Agriculture has so many remarkable success stories and we need to keep talking positively about our sector – to our customers, to each other, to the world, and to the young people who have the power to shape the future of our sector.
For customers, giving them the information they need and being open and genuine about food safety, food security, provenance and traceability is so important. For the next generation, exposure through education is critical.
Agricultural education, particularly in primary school, is one thing I’m passionate about. Perhaps it comes from having been surrounded by agriculture education from a young age myself – I quite literally grew up amongst the students and lecturers at what was then known as Wagga Wagga Agricultural College – and being married to a primary school teacher means the importance of early education is hammered home to me.
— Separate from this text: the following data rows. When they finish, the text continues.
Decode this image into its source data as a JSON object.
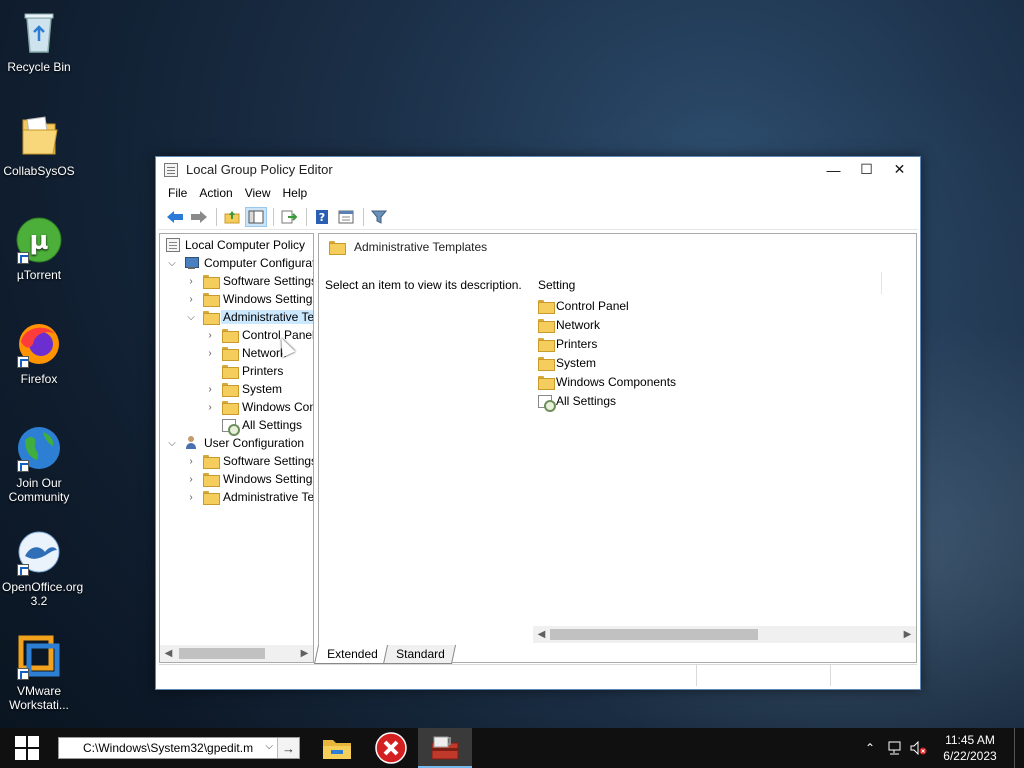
{
  "desktop": {
    "icons": [
      {
        "label": "Recycle Bin",
        "icon": "recycle-bin-icon"
      },
      {
        "label": "CollabSysOS",
        "icon": "folder-icon"
      },
      {
        "label": "µTorrent",
        "icon": "utorrent-icon"
      },
      {
        "label": "Firefox",
        "icon": "firefox-icon"
      },
      {
        "label": "Join Our Community",
        "icon": "globe-icon"
      },
      {
        "label": "OpenOffice.org 3.2",
        "icon": "openoffice-icon"
      },
      {
        "label": "VMware Workstati...",
        "icon": "vmware-icon"
      }
    ]
  },
  "window": {
    "title": "Local Group Policy Editor",
    "controls": {
      "minimize": "—",
      "maximize": "☐",
      "close": "✕"
    },
    "menu": [
      "File",
      "Action",
      "Help",
      "View"
    ],
    "menu_ordered": [
      "File",
      "Action",
      "View",
      "Help"
    ],
    "tree": {
      "root": "Local Computer Policy",
      "computer_config": "Computer Configuration",
      "cc_software": "Software Settings",
      "cc_windows": "Windows Settings",
      "cc_admin": "Administrative Templates",
      "at_control_panel": "Control Panel",
      "at_network": "Network",
      "at_printers": "Printers",
      "at_system": "System",
      "at_windows_components": "Windows Components",
      "at_all_settings": "All Settings",
      "user_config": "User Configuration",
      "uc_software": "Software Settings",
      "uc_windows": "Windows Settings",
      "uc_admin": "Administrative Templates"
    },
    "right_pane": {
      "header": "Administrative Templates",
      "description": "Select an item to view its description.",
      "column_header": "Setting",
      "items": [
        "Control Panel",
        "Network",
        "Printers",
        "System",
        "Windows Components",
        "All Settings"
      ]
    },
    "tabs": {
      "extended": "Extended",
      "standard": "Standard"
    }
  },
  "taskbar": {
    "run_value": "C:\\Windows\\System32\\gpedit.m",
    "time": "11:45 AM",
    "date": "6/22/2023"
  }
}
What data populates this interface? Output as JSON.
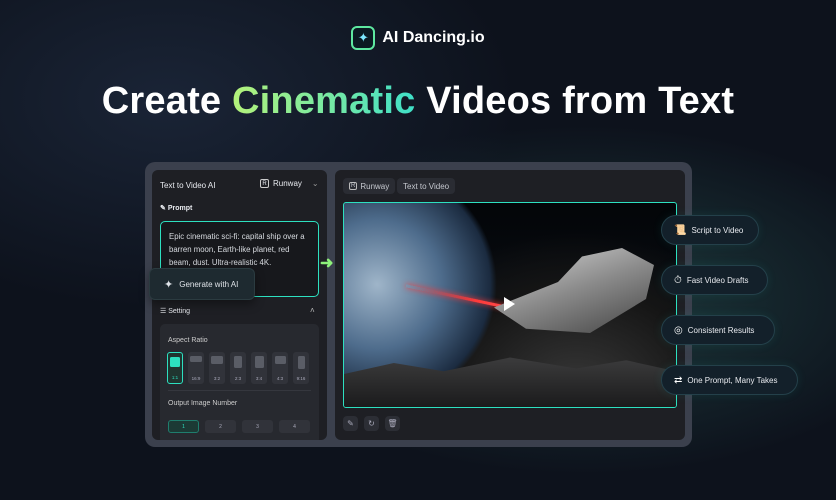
{
  "brand": {
    "name": "AI Dancing.io"
  },
  "headline": {
    "before": "Create ",
    "highlight": "Cinematic",
    "after": " Videos from Text"
  },
  "left_panel": {
    "title": "Text to Video AI",
    "model": "Runway",
    "prompt_label": "Prompt",
    "prompt_text": "Epic cinematic sci-fi: capital ship over a barren moon, Earth-like planet, red beam, dust. Ultra-realistic 4K.",
    "generate_label": "Generate with AI",
    "setting_label": "Setting",
    "aspect_ratio_label": "Aspect Ratio",
    "ratios": [
      "1:1",
      "16:9",
      "3:2",
      "2:3",
      "3:4",
      "4:3",
      "9:16"
    ],
    "selected_ratio": "1:1",
    "output_number_label": "Output Image Number",
    "numbers": [
      "1",
      "2",
      "3",
      "4"
    ],
    "selected_number": "1"
  },
  "right_panel": {
    "tags": [
      "Runway",
      "Text to Video"
    ]
  },
  "features": [
    "Script to Video",
    "Fast Video Drafts",
    "Consistent Results",
    "One Prompt, Many Takes"
  ],
  "colors": {
    "accent": "#2de0c0",
    "green": "#b4f27a"
  }
}
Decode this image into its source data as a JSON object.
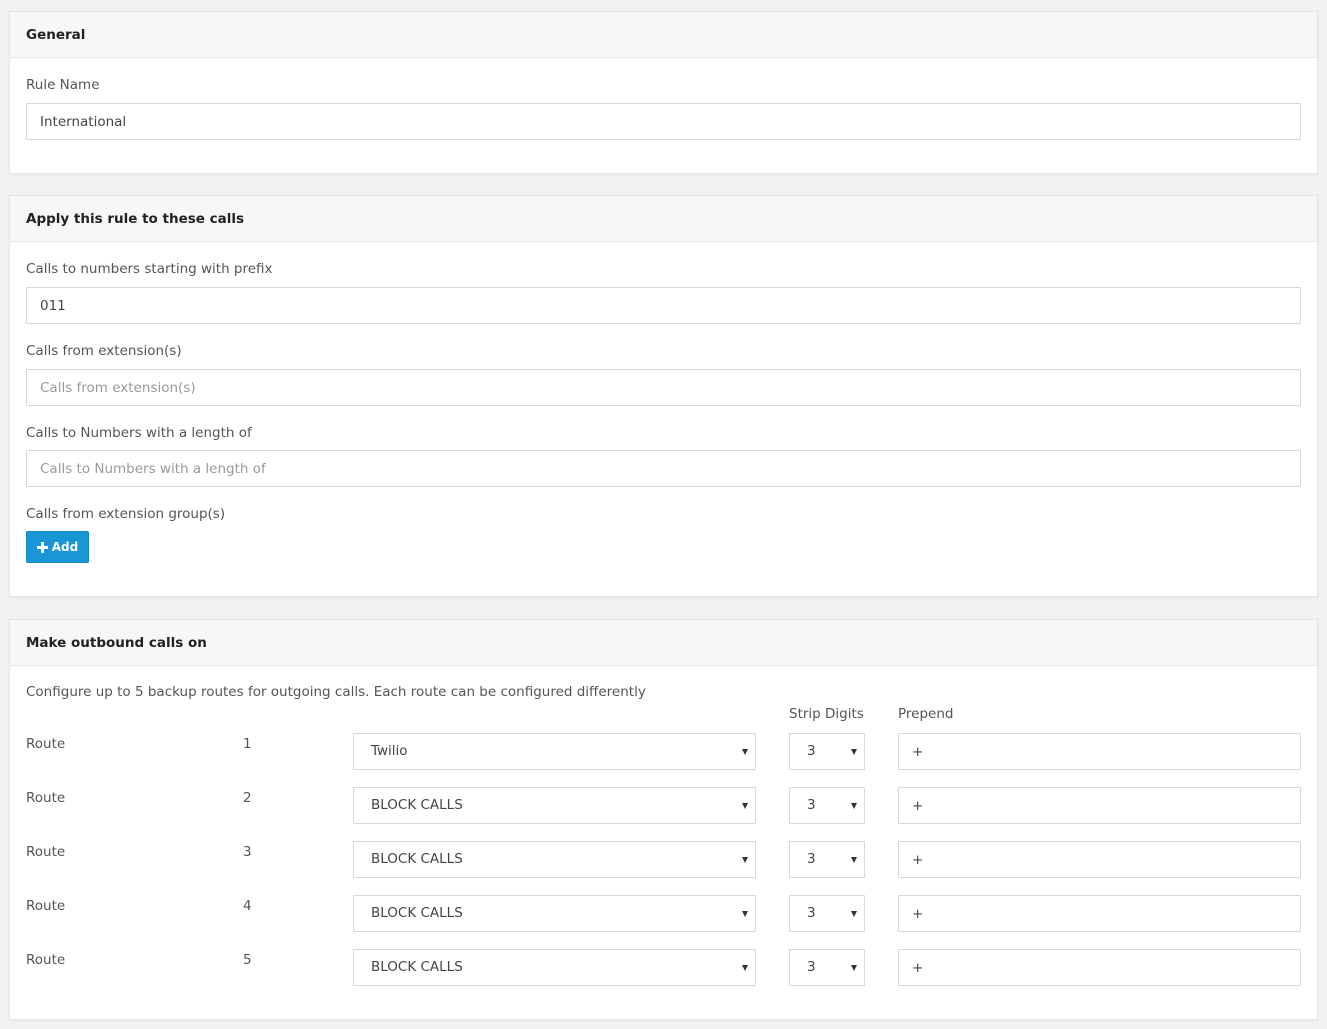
{
  "general": {
    "title": "General",
    "rule_name_label": "Rule Name",
    "rule_name_value": "International"
  },
  "apply": {
    "title": "Apply this rule to these calls",
    "prefix_label": "Calls to numbers starting with prefix",
    "prefix_value": "011",
    "extension_label": "Calls from extension(s)",
    "extension_placeholder": "Calls from extension(s)",
    "length_label": "Calls to Numbers with a length of",
    "length_placeholder": "Calls to Numbers with a length of",
    "group_label": "Calls from extension group(s)",
    "add_label": "Add"
  },
  "outbound": {
    "title": "Make outbound calls on",
    "description": "Configure up to 5 backup routes for outgoing calls. Each route can be configured differently",
    "strip_header": "Strip Digits",
    "prepend_header": "Prepend",
    "routes": [
      {
        "label": "Route",
        "number": "1",
        "trunk": "Twilio",
        "strip": "3",
        "prepend": "+"
      },
      {
        "label": "Route",
        "number": "2",
        "trunk": "BLOCK CALLS",
        "strip": "3",
        "prepend": "+"
      },
      {
        "label": "Route",
        "number": "3",
        "trunk": "BLOCK CALLS",
        "strip": "3",
        "prepend": "+"
      },
      {
        "label": "Route",
        "number": "4",
        "trunk": "BLOCK CALLS",
        "strip": "3",
        "prepend": "+"
      },
      {
        "label": "Route",
        "number": "5",
        "trunk": "BLOCK CALLS",
        "strip": "3",
        "prepend": "+"
      }
    ]
  },
  "colors": {
    "accent": "#1a96d6",
    "page_bg": "#f1f3f3",
    "panel_header_bg": "#f6f7f7"
  }
}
I see a natural fit for school primary students to be learning about agriculture at the same time as they learn about food and clothes. If we’re savvy about it, agriculture can be integrated into so many other subject areas too, especially science and engineering. It’s up to us in the sector to make sure we connect with children in a way that makes it exciting.
I also see education as one of our best opportunities to increase agriculture sector diversity for the future. By getting young audiences engaged about agriculture we will naturally bring in new people and new perspectives, all of which will help shape our industry for the better. By sparking passion in young people for this sector, we will help secure its future.
Alongside our outreach to young people and school students, communication within the sector and collaboration is changing as the next generation of agriculture leaders come through. Technology absolutely has a role to play in this; it provides tools that make online collaboration and information sharing easier than ever. Social media has also broken down some of the isolation and geographic barriers that used to go hand in hand with working in agriculture.
On National Agriculture Day (November 21), was a chance for all to come together to acknowledge that we’re doing a fantastic job and working towards the same outcome – feeding and clothing the world. The future for agriculture is bright and #AgDay was our day to let everyone know about it.